- Theatrical release poster
- 江山美人
- Directed by: Ching Siu-tung
- Written by: James Yuen; Cheung Tan; Tin Nam-chun;
- Produced by: Gin Lau; Claudie Chung; Don Yu;
- Starring: Donnie Yen; Kelly Chen; Leon Lai;
- Cinematography: Liu Zhangmu; Xie Zhe; Zhao Xiaoding;
- Edited by: Tracy Hall; Chan Ki-hop; Poon Hung-yiu;
- Music by: Mark Lui
- Production companies: United Filmmakers Organisation; China Film Co-Production; Beijing Polybona Film Publishing; Big Pictures;
- Distributed by: Beijing Polybona Film Publishing
- Release date: 7 March 2008;
- Running time: 99 minutes
- Countries: Hong Kong; China;
- Language: Mandarin

= An Empress and the Warriors =

2008 Hong Kong-Chinese film by Ching Siu-tung

An Empress and the Warriors is a 2008 Hong Kong–Chinese historical martial arts film directed by Ching Siu-tung, starring Donnie Yen, Kelly Chen, and Leon Lai. Set in ancient China during the Warring States period, the story follows a princess who is forced to step up to defend her kingdom from invasion after her father's death, with assistance from a loyal general and a hermit warrior whom she falls in love with.

== Synopsis ==
During the Warring States period, war breaks out between the Yan and Zhao kingdoms. The king of Yan is killed in battle, so the throne is passed to his daughter, Princess Fei'er. Together with the loyal general Murong Xuehu, the princess steps up to lead her people to defend the kingdom.

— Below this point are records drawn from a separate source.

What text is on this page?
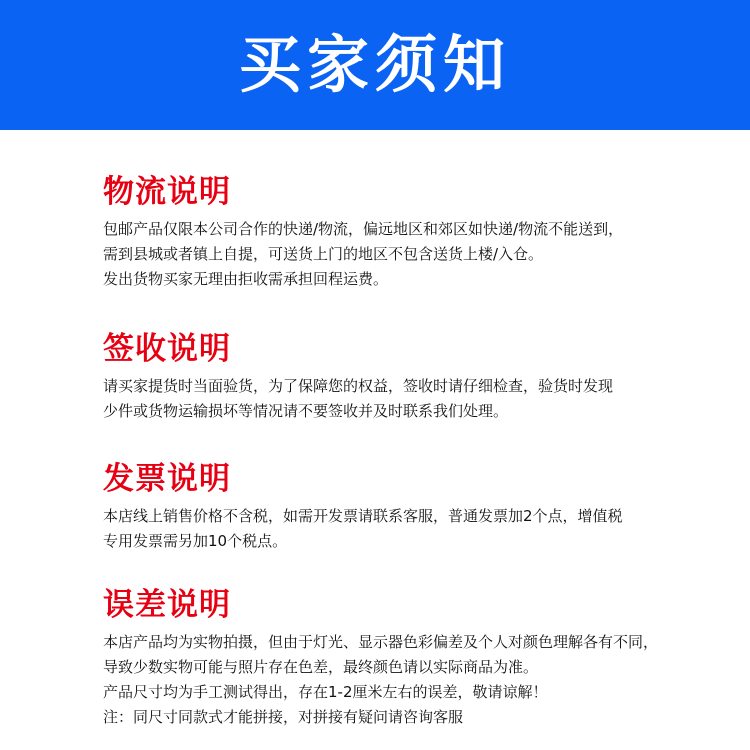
买家须知
物流说明
包邮产品仅限本公司合作的快递/物流，偏远地区和郊区如快递/物流不能送到，
需到县城或者镇上自提，可送货上门的地区不包含送货上楼/入仓。
发出货物买家无理由拒收需承担回程运费。
签收说明
请买家提货时当面验货，为了保障您的权益，签收时请仔细检查，验货时发现
少件或货物运输损坏等情况请不要签收并及时联系我们处理。
发票说明
本店线上销售价格不含税，如需开发票请联系客服，普通发票加2个点，增值税
专用发票需另加10个税点。
误差说明
本店产品均为实物拍摄，但由于灯光、显示器色彩偏差及个人对颜色理解各有不同，
导致少数实物可能与照片存在色差，最终颜色请以实际商品为准。
产品尺寸均为手工测试得出，存在1-2厘米左右的误差，敬请谅解！
注：同尺寸同款式才能拼接，对拼接有疑问请咨询客服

Fei'er's treacherous cousin Huba, who has been eyeing the throne, plots to have her assassinated. Seriously injured, Fei'er is saved by Duan Lanquan, a hermit warrior, and falls in love with him while recovering under his care. She returns to her kingdom later to thwart a Zhao invasion and make peace with Zhao. After that, she announces that she is giving up the throne to be with Duan Lanquan, but promises to return to serve Yan if her kingdom needs her.

Huba seizes the chance to usurp the throne and sends his men to kill Fei'er. Duan Lanquan dies of poisoning while saving Fei'er; Murong Xuehu is also killed by Huba's forces. When Fei'er finally returns to confront Huba, the latter reveals that he is actually responsible for her father's death. Fei'er engages Huba in a one-on-one duel and eventually slays him; Huba's followers surrender and pledge allegiance to Fei'er, and peace is restored in Yan.